Forty-five people, mostly women and children, have been killed in an attack on a wedding party in Turkey’s mainly Kurdish southeast believed to be linked to a clan feud, officials and witnesses said.
“Unfortunately 45 citizens lost their lives … There are six wounded,” Interior Minister Besir Atalay told reporters in Ankara after the massacre in Bilge on Monday night, a small village in the province of Mardin.
Initial assessments, he said, rule out the possibility of a “terrorist attack” — a reference to separatist Kurdish rebels active in the region, adding that prosecutors were investigating the incident.
Villagers said the shooting might be linked to a dispute between families, or even a full-fledged blood feud.
Witnesses told AFP that four masked men, each coming from a different direction, hurled hand grenades and then opened fire at a crowd gathered in the village square, shortly after an imam, or a Muslim preacher, performed a religious ceremony.
The assailants then stormed into several houses, continuing to shoot, they said. A local official relayed the account of a survivor, a 19-year-old woman, who said the attackers herded women and children into a room in one of the houses and then sprayed them with bullets. Most victims were women and children, security sources said.

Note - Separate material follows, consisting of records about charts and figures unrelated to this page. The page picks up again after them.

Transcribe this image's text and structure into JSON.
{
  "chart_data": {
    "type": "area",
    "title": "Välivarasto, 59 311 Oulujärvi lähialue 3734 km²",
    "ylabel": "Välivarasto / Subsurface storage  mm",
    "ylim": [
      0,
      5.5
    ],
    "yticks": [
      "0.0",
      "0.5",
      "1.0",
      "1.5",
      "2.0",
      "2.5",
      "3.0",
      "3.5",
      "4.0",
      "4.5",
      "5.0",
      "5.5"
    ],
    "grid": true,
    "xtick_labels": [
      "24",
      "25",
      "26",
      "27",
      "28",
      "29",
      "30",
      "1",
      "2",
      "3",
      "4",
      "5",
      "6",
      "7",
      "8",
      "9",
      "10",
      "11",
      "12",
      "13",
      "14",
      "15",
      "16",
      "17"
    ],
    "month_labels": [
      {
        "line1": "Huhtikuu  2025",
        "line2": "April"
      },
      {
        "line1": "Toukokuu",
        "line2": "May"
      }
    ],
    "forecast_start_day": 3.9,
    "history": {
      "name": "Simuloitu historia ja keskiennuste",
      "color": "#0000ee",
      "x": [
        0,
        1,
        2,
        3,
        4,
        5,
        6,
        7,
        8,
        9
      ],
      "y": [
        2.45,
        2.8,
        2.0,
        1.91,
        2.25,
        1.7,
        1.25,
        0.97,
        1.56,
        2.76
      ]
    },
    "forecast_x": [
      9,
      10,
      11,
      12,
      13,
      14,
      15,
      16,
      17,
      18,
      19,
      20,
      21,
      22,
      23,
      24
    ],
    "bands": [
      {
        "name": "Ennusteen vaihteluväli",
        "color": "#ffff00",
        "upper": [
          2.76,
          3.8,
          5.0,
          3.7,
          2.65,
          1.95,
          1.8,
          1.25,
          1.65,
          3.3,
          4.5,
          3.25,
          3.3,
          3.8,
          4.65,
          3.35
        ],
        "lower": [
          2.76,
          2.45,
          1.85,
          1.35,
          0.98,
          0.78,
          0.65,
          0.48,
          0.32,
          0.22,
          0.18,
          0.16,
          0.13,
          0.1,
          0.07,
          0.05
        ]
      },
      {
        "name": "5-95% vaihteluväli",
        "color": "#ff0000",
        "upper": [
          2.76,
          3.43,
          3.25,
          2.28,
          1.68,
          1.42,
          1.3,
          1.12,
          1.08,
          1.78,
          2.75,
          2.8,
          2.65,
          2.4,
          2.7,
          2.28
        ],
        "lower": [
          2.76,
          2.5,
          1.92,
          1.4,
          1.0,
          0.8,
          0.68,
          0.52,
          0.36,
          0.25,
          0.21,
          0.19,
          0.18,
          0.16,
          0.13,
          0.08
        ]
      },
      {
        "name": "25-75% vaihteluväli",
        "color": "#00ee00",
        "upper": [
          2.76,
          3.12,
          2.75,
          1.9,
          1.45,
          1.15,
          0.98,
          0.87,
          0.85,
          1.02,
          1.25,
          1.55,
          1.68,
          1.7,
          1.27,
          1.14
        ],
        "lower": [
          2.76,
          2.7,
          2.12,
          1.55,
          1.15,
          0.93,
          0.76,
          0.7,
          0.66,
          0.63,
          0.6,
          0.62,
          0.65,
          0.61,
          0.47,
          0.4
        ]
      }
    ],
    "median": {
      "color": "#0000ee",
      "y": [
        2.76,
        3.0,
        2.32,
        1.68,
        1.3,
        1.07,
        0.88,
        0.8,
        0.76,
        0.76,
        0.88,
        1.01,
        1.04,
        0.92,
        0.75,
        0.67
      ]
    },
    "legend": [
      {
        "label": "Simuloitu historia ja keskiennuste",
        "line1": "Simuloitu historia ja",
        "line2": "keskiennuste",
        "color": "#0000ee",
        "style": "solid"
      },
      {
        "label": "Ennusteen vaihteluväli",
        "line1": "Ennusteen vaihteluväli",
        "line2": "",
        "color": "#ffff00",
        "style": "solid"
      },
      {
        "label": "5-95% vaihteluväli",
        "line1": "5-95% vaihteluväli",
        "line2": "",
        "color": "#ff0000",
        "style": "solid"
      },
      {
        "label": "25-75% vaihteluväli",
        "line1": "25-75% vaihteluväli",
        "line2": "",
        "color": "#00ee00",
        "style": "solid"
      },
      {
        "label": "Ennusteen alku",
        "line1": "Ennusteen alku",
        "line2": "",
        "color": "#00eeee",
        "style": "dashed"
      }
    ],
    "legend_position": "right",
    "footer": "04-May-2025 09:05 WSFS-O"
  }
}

The assailants managed to escape in the dark as a sandstorm further worsened visibility in the area, several dozen kilometres from the Syrian border.
Blood feuds are frequent in Turkey’s Kurdish-populated regions, where medieval traditions persist, illiteracy is high and many see the gun as a legitimate tool to settle scores and defend one’s honour. Hostilities are triggered by various reasons such as land disputes, unpaid debts, abductions or girls eloping with undesirable grooms.
Army troops sealed off Bilge after the incident and launched a massive operation to hunt down the assailants. Ambulances shuttled between the village and Mardin city, where the bodies and the wounded were taken.
Television footage showed relatives wailing outside a hospital, some throwing themselves to the ground in grief.
The separatist Kurdistan Workers’ Party (PKK), listed as a terrorist group by Ankara and much of the international community, has waged a bloody 24-year campaign for self-rule in the southeast.
The group has targeted local civilians refusing to collaborate with the insurgency, especially in the early years of its campaign.
Many men in Bilge were members of the so-called village guard, a government-armed militia supporting the army in the fight against the PKK.
There were 32 households in the village and all inhabitants belonged to the same clan, Anatolia news agency reported.
Prime Minister Recep Tayyip Erdogan was closely following the incident, Atalay said, adding that he would travel to the village Tuesday, together with the justice minister.